NEW YORK (Reuters) - In the wake of high profile killings of unarmed black men by police, Americans feel blacks are treated less fairly today than they were in 2007, according to survey results released on Tuesday.
Whites, blacks and Hispanics also expressed a new low in their satisfaction with the way blacks are treated in U.S. society, according to the Gallup 2015 Minority Rights and Relations poll.
Overall, about 49 percent of respondents said they were satisfied, compared to 62 percent just two years ago, pollsters said.
The survey of more than 2,000 respondents, conducted from June 15 until July 10, comes at a tense time between U.S. law enforcement and the communities in which they operate, particularly after grand jury decisions not to indict white officers who killed unarmed black men in Ferguson, Missouri, and in New York City.
“The effects of those incidents have led to an increase in the U.S. public’s perceptions of race relations as the most important problem in the country, a decline in confidence in the police and a significant decrease in Americans’ satisfaction with the way blacks are treated in the U.S.,” Gallup said on its website.

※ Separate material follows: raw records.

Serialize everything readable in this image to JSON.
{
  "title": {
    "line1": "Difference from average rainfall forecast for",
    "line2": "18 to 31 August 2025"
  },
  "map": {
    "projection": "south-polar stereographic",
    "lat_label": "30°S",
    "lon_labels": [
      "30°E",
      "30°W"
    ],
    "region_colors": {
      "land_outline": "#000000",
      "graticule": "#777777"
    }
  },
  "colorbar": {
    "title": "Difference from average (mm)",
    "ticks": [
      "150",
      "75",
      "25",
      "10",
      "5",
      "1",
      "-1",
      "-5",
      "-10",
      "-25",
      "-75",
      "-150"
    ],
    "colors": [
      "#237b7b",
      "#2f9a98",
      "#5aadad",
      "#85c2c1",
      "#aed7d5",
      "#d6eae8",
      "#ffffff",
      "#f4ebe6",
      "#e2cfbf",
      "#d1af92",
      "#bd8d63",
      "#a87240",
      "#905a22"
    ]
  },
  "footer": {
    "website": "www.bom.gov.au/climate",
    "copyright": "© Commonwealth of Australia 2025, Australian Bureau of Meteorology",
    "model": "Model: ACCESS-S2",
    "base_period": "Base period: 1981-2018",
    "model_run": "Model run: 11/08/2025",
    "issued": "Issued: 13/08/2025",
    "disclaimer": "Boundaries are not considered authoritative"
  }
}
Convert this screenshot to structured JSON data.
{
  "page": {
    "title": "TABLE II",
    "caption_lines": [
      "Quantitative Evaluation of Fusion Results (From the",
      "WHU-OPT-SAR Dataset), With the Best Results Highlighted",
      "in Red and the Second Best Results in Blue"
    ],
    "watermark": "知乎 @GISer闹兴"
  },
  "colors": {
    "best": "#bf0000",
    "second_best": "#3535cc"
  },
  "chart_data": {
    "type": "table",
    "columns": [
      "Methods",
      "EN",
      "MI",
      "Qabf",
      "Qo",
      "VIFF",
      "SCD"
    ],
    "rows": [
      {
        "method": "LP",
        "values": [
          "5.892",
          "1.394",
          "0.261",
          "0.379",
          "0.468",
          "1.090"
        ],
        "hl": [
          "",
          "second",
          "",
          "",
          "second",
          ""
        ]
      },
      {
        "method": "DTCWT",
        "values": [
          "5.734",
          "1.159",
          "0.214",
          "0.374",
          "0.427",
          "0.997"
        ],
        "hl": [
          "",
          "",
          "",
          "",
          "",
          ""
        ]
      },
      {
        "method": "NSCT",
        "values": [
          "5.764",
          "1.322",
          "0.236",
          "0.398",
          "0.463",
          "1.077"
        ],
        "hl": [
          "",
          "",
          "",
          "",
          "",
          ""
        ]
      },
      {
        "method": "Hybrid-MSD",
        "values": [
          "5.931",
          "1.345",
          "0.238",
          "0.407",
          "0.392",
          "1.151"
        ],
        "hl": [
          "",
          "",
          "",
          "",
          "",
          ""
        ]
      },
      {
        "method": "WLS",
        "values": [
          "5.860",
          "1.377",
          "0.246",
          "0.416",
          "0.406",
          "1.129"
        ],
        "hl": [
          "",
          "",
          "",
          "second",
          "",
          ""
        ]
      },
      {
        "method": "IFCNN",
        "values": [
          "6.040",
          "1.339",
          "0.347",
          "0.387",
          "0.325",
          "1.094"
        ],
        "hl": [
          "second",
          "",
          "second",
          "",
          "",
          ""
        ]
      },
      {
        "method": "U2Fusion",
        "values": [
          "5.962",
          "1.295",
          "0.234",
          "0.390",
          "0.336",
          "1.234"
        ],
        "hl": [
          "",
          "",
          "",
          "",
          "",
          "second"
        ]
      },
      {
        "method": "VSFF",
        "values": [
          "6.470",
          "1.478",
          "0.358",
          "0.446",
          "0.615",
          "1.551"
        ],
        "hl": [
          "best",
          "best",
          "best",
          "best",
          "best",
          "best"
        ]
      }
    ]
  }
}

The decline in satisfaction among blacks (33 percent in 2015 compared to 47 percent in 2013) was expressed “even though blacks themselves are no more likely than two years ago to report being treated unfairly in various situations because of their race, including dealing with the police,” Gallup said.
Satisfaction with the way blacks are treated also dropped among whites (53 percent in 2015 compared to 67 percent in 2013) and Hispanics (44 percent in 2015 compared to 61 percent in 2013), poll results showed.
“Americans are also now more likely to perceive that blacks are treated unfairly in various situations, including dealing with the police, but also at work, when shopping and when visiting restaurants and other establishments,” the survey organization said.
Respondents said blacks were treated unfairly in neighborhood shops (25 percent in 2015 compared to 15 percent in 2007) and downtown stores and shopping malls (29 percent in 2015, 19 percent in 2007). There was less change in perceptions concerning law enforcement, with 43 percent of respondents in 2015 saying blacks were treated less fairly in dealings with police, such as traffic incidents, compared to 37 percent in 2007.
The random telephone survey had a margin of error of plus or minus 4 percentage points.